Die EU-Kommission hat heute ihre Vorschläge für einen neuen europäischen Pakt zu Migration und Asyl präsentiert. Vom angekündigten «Neuanfang» in Europas Umgang mit Flucht und Geflüchteten kann dabei keine Rede sein: Die EU-Kommission hat es verpasst, die gemeinsame europäische Asyl- und Migrationspolitik künftig stärker an den Grundwerten auszurichten, auf denen die EU aufbaut: Menschenwürde, Rechtsstaatlichkeit, Menschenrechte.
Stattdessen liegt der Fokus der vorgeschlagenen Massnahmen noch stärker auf Abwehr, Kriminalisierung und innerer Sicherheit. Ein strengeres Grenzregime, Schnellverfahren an der Grenze, Kooperation mit Drittstaaten wie der Türkei und effizientere Abschiebungen bilden die Schwerpunkte des neuen Paktes. Damit haben sich innerhalb der EU augenscheinlich jene Dublin-Mitgliedländer durchgesetzt, die sich weigern, Asylsuchende aufzunehmen und damit ihre Verantwortung und ihre internationalen Verpflichtungen wahrzunehmen. Leidtragende sind die Geflüchteten, die in Europa Schutz suchen – es droht die grosse Gefahr, dass ihre individuellen Rechte geschwächt werden.
Das zeigt sich vorab bei den vorgesehenen Screenings und Schnellverfahren an der Grenze. Die EU-Kommission setzt hier faktisch weiter auf den 2015 eingeführten «Hotspot»-Ansatz, der zu den Flüchtlingslagern im Mittelmeerraum mit ihren menschenunwürdigen Zuständen geführt hat und dessen Scheitern die humanitäre Katastrophe in Moria unmissverständlich aufzeigt.

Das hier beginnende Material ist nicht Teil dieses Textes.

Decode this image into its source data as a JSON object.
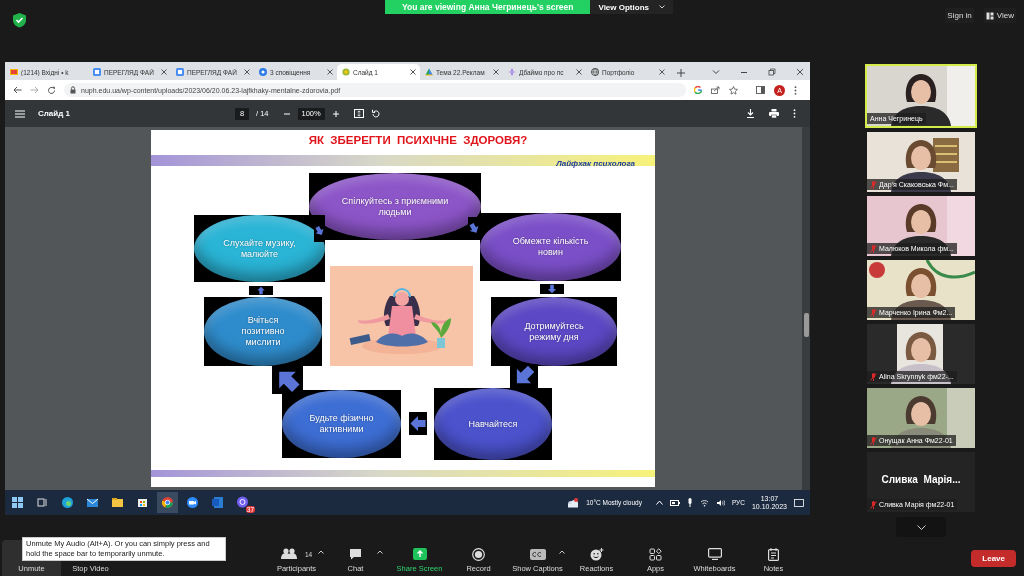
{
  "meeting_bar": {
    "banner": "You are viewing Анна Чегринець's screen",
    "view_options": "View Options",
    "sign_in": "Sign in",
    "view": "View"
  },
  "browser": {
    "tabs": [
      {
        "title": "(1214) Вхідні • k",
        "selected": false,
        "close_button": false
      },
      {
        "title": "ПЕРЕГЛЯД ФАЙ",
        "selected": false,
        "close_button": true
      },
      {
        "title": "ПЕРЕГЛЯД ФАЙ",
        "selected": false,
        "close_button": true
      },
      {
        "title": "3 сповіщення",
        "selected": false,
        "close_button": true
      },
      {
        "title": "Слайд 1",
        "selected": true,
        "close_button": true
      },
      {
        "title": "Тема 22.Реклам",
        "selected": false,
        "close_button": true
      },
      {
        "title": "Дбаймо про пс",
        "selected": false,
        "close_button": true
      },
      {
        "title": "Портфоліо",
        "selected": false,
        "close_button": true
      }
    ],
    "address": "nuph.edu.ua/wp-content/uploads/2023/06/20.06.23-lajfkhaky-mentalne-zdorovia.pdf",
    "profile_initial": "A"
  },
  "pdf_viewer": {
    "title": "Слайд 1",
    "page": "8",
    "page_count": "/ 14",
    "zoom": "100%"
  },
  "slide": {
    "title": "ЯК  ЗБЕРЕГТИ  ПСИХІЧНЕ  ЗДОРОВЯ?",
    "subtitle": "Лайфхак психолога",
    "nodes": [
      {
        "text": "Спілкуйтесь з приємними людьми",
        "color": "#8c55c8"
      },
      {
        "text": "Слухайте музику, малюйте",
        "color": "#2ab4d6"
      },
      {
        "text": "Обмежте кількість новин",
        "color": "#7b4fc8"
      },
      {
        "text": "Вчіться позитивно мислити",
        "color": "#2f8ccc"
      },
      {
        "text": "Дотримуйтесь режиму дня",
        "color": "#5c48c4"
      },
      {
        "text": "Будьте фізично активними",
        "color": "#3d6ed4"
      },
      {
        "text": "Навчайтеся",
        "color": "#4b52cc"
      }
    ]
  },
  "taskbar": {
    "app_badge": "37",
    "weather": "10°C  Mostly cloudy",
    "language": "РУС",
    "time": "13:07",
    "date": "10.10.2023"
  },
  "participants": [
    {
      "name": "Анна Чегринець",
      "kind": "video",
      "muted": false,
      "active": true
    },
    {
      "name": "Дар’я Скаковська Фм...",
      "kind": "video",
      "muted": true,
      "active": false
    },
    {
      "name": "Малюков Микола фм...",
      "kind": "video",
      "muted": true,
      "active": false
    },
    {
      "name": "Марченко Ірина Фм2...",
      "kind": "video",
      "muted": true,
      "active": false
    },
    {
      "name": "Alina Skrynnyk фм22-...",
      "kind": "video",
      "muted": true,
      "active": false
    },
    {
      "name": "Онущак Анна Фм22-01",
      "kind": "video",
      "muted": true,
      "active": false
    },
    {
      "name": "Сливка Марія фм22-01",
      "display_name": "Сливка  Марія...",
      "kind": "no_video",
      "muted": true,
      "active": false
    }
  ],
  "toolbar": {
    "items": [
      {
        "label": "Unmute",
        "kind": "audio",
        "hovered": true
      },
      {
        "label": "Stop Video",
        "kind": "video",
        "hovered": false
      },
      {
        "label": "Participants",
        "kind": "participants",
        "count": "14",
        "hovered": false
      },
      {
        "label": "Chat",
        "kind": "chat",
        "hovered": false
      },
      {
        "label": "Share Screen",
        "kind": "share",
        "hovered": false
      },
      {
        "label": "Record",
        "kind": "record",
        "hovered": false
      },
      {
        "label": "Show Captions",
        "kind": "captions",
        "hovered": false
      },
      {
        "label": "Reactions",
        "kind": "reactions",
        "hovered": false
      },
      {
        "label": "Apps",
        "kind": "apps",
        "hovered": false
      },
      {
        "label": "Whiteboards",
        "kind": "whiteboards",
        "hovered": false
      },
      {
        "label": "Notes",
        "kind": "notes",
        "hovered": false
      }
    ],
    "leave": "Leave"
  },
  "tooltip": "Unmute My Audio (Alt+A). Or you can simply press and hold the space bar to temporarily unmute."
}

Faire Verfahren unter menschenwürdigen Bedingungen mit einer gründlichen individuellen Prüfung der Fluchtgründe sind in Massenlagern an der Grenze mit Schnellverfahren kaum durchführbar. Erste Erfahrungen der SFH mit dem neuen Schweizer Asylsystem haben gezeigt, dass ein schnelles Verfahren nur in einem sehr gut ausgestatteten und durchdachten Umfeld und flankierenden Massnahmen funktionieren kann – etwa mit der Unterstützung einer unabhängigen Rechtsvertretung und einer individuellen Beratung für jede asylsuchende Person.
Die SFH sieht denn auch aufgrund der bisherigen Erfahrungen mit den EU-Hotspots insbesondere in der Ägäis die Gefahr weiterer Menschenrechtsverletzungen und zermürbender Verfahren für die Betroffenen. Zwar ist zu begrüssen, dass unbegleitete Minderjährige und Familien mit kleinen Kindern kein Grenzverfahren durchlaufen sollen. Unklar bleibt jedoch, wie die besondere Verletzlichkeit von anderen Schutzsuchenden eruiert und angemessen berücksichtigt werden soll.
Ein kleiner Lichtblick für die überlasteten Staaten an der EU-Aussengrenze ist einzig, dass der vorgeschlagene Pakt einen – wenn auch eingeschränkten – Relocation-Mechanismus vorsieht: Asylsuchende, mit hohen Chancen auf Schutzgewährung, sollen auf verschiedene Dublin-Mitgliedstaaten verteilt werden. Eine Pflicht zur Solidarität besteht hier indes nicht. Wer sich weiter weigert, Schutzsuchende aufzunehmen, kann sich freikaufen oder nur bei den forcierten Abschiebungen mitwirken. «Flexible Solidarität» nennt das die EU-Kommission – mit dem angestrebten gemeinsamen europäischen Asylsystem ist diese Idee aber nur schwer vereinbar.